The poem, Peggy’s Cove, left a lasting image in my mind of loved ones throwing mementos into the sea; flowers, teddy bears, and even golf balls. On one particularly blustery day, when it was too dangerous to get close to the ocean, firefighters formed a human chain so that the mementos could still be passed along.

Peggy’s Cove

For over a week the families

own the lighthouse

the enormous rocks

they cling to the people who live there

drink their tea

tell them their stories

weep at their kitchen tables

they sit or stand on the rocks

arms around one another

facing the horizon

their personal graveyard

some throw flowers into the sea

or teddy bears for the children

 

Golf Balls for Monte

Over the years

I’ve kept golf balls in my car

and sometimes

when passing the graveyard

I leave a ball in the grass beside his stone

 

It’s never alone

others have come before me

to leave behind the same strange flower

 

There are poems from the perspective of the fishers, the RCMP, the divers, the women baking up a storm, the military, and even some of the monstrous machines used in the search efforts.

The Grapple

We could see it from the shore

an enormous sinister insect

searching for prey

 

One of the parts I found very moving was when the author of the book was finally able, once again, to look at the ocean and see its beauty.

Epiphany

The sea received them

as gently as it could

it did not kill them

 

Almost 20 years later…

(I grew up hearing the comforting sound of the foghorn, so I particularly like this passage.)

September 2015

Listen

far off in the distance

the voice of a foghorn

always a sound full of questions

containing a sorrow and fear

but oddly a comfort

with a rise and fall

like the waves

sorrow and fear and a comfort

speaking together

 

Little Dogs by Michael Crummey

Anyone who has been following me for a while knows how much I love Michael Crummey’s novels. Now I can say I also love his poetry. Little Dogs is a collection of both his old and new poems, and many of them are like reading mini stories. In an interview with Carol Off on CBC Radio, the interviewer described them as being like short movies in your head. She had Crummey read out loud his short piece “Bread“, and I loved it so much I immediately went home and requested the book from the library. I strongly encourage you to listen to the interview just to hear that piece.

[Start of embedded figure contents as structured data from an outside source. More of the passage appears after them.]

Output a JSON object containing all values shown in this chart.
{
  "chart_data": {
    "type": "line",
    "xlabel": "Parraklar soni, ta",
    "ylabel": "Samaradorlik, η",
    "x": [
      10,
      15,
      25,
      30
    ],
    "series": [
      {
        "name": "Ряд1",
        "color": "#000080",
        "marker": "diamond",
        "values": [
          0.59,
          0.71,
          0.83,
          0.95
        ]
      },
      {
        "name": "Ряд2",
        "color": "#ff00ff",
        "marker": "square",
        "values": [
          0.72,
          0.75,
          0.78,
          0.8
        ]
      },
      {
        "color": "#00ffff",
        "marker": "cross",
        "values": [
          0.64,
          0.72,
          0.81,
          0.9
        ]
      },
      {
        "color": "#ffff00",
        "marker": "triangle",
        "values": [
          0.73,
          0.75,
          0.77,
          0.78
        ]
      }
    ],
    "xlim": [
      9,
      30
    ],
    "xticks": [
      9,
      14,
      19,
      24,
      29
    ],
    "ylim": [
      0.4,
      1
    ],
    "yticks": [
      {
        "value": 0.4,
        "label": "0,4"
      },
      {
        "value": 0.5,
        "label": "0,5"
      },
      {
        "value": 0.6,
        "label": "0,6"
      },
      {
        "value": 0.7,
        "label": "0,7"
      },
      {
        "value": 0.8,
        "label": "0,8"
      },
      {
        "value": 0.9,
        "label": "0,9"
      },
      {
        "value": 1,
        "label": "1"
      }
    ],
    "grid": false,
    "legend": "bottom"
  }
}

A lot of these poems are written about people and places Crummey has been hearing about his whole life; stories about his grandparents and their way of life. And some of them are more personal; ageing, memories of his parents, memories of childhood and adolescence, as well as life with his  family.

He writes about dogberries “looking festively persistent/beneath their crooked caps of snow.”

His poem about “manic chickadees” and their “needling racket” made me smile. He describes them as “an army of wind-up toys” whose “sole earthly purpose is reminding the unconscious world that morning’s not to be missed”.

I share with him a fond childhood memory of what we always called “the dump” – you just never knew what you were going to find there.

It was where ugly thrived.

Blight and galloping stench

prospered there in exile.

 

He writes about Elizabeth Bishop…

She grew up a curious creature,

writing as if she were certain

that something out there loves us all

 

And he writes about things more personal…

I came on in a few kitchens

where everything right went wrong –

it wasn’t love, it just kept me busy

until you came along.

 

I borrowed this collection from the library, but it’s definitely one I’d like to own.

 

Book Spine Poetry #3

Book Spine Poetry #1 and #2.

I have only one poem to offer you this year. The other one I created was deleted from my camera, and it’s been too long to think of recreating it. But here’s the one my daughter helped me with when we were visiting my parents in March. It was my favourite, anyway.

In the kitchen

a mountain of crumbs.

Do not say we have nothing.

 

How about you? Have you read any poetry this month? Or created any?